The Myth of Negative Sentiment


Today’s article in Barrons: “The Myth of Negative Sentiment” took the position that negative sentiment in the investor community is a myth, and that the media is unnecessarily sugarcoating economic problems.

I think the article missed the point.

The sugarcoating is not for the investor crowd, it is for everyone else. Investors stand to do well as we move toward an “ownership society“, but the non-investor class is disenfranchised and falling further behind. I’m talking about the concentration of wealth and the distribution of consumption.

The article talks about how investors are heavily invested in equities rather than cash, and how this is a signal of investor optimism. This is true; it is because dividend and capital gains rates have been cut in half (or more) and interest rates on cash accounts are almost zero. Why hold cash when the yield curve is steep and tax rates are so favorable? After-tax investment returns look very promising.

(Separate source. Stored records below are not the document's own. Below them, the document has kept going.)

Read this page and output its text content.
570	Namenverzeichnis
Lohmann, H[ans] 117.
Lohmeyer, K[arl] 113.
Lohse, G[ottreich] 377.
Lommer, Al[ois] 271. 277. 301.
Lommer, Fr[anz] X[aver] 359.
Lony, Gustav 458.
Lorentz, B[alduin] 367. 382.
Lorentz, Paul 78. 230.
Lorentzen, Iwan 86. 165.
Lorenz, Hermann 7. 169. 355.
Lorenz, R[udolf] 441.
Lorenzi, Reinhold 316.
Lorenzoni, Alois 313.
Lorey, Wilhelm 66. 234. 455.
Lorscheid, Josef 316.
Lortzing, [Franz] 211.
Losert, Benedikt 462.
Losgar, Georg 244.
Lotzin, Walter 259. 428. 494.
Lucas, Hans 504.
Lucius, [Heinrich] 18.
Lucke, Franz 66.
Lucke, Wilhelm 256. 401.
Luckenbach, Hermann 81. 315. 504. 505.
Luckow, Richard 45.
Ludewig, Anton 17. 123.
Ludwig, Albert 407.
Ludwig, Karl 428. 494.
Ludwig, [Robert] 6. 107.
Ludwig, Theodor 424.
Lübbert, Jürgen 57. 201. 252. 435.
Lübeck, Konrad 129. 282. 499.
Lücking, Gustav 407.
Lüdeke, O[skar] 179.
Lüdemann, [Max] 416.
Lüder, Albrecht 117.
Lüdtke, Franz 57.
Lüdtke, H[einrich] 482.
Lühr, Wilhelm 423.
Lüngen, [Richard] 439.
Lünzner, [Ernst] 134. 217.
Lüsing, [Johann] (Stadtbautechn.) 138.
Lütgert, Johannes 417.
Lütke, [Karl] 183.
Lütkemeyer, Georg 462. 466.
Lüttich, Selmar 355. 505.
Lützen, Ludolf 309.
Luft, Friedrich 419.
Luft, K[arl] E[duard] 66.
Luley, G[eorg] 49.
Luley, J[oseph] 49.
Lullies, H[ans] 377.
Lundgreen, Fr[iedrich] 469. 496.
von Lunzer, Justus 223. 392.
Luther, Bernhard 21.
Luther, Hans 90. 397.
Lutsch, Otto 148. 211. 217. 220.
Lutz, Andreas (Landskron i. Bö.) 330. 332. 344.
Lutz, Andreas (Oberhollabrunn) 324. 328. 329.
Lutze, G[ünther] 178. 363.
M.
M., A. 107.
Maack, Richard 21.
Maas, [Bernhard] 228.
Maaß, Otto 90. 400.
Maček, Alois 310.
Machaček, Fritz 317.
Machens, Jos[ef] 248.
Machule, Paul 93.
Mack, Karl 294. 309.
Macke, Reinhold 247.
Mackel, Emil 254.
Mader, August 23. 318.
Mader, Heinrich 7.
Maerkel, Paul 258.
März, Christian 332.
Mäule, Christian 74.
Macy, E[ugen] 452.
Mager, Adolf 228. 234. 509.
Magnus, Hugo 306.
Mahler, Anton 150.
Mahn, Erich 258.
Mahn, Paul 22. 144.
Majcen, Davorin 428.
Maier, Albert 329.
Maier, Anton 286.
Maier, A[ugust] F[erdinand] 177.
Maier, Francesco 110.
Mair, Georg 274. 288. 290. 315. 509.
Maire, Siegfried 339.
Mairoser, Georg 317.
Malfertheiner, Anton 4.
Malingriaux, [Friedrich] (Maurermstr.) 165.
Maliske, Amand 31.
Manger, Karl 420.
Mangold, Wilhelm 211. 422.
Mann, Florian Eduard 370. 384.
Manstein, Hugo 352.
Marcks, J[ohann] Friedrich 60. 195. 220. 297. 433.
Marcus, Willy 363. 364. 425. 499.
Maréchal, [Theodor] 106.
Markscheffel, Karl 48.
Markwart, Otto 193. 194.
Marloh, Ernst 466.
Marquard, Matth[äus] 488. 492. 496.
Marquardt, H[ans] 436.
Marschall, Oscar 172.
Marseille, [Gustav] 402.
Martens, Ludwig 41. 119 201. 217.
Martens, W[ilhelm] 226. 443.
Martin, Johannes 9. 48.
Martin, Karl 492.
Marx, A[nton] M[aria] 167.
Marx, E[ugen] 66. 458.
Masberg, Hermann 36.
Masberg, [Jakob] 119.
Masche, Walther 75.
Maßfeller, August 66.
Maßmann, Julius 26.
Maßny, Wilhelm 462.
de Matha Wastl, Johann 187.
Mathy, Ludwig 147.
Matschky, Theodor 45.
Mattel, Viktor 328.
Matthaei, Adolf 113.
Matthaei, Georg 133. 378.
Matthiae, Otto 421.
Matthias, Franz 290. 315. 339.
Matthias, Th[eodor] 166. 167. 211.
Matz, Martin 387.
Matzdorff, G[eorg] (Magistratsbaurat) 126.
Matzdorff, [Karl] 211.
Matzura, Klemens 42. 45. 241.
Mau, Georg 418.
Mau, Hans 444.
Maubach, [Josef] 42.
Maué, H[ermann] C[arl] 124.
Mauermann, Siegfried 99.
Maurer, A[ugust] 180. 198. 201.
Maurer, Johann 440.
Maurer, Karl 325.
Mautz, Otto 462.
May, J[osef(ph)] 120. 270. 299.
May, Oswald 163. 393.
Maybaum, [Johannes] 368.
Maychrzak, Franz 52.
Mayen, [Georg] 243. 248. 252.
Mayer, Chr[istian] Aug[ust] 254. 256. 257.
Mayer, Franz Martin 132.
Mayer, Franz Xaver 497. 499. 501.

But if you live paycheck-to-paycheck (Barron’s readers might not have any contact with these people…) then your prospects are grim. In the past, debtors could count on inflation to depreciate their past sins. But these days, deflation threatens to put them deeper in debt while giving the wealthy more buying power. Meanwhile social services are being cut and the lions share of tax breaks are going to people making capital gains and receiving dividend income. For them, the whole country is becomming a company town.

The issue is not negative sentiment on the part of investors, but rather social depression. And that is no myth.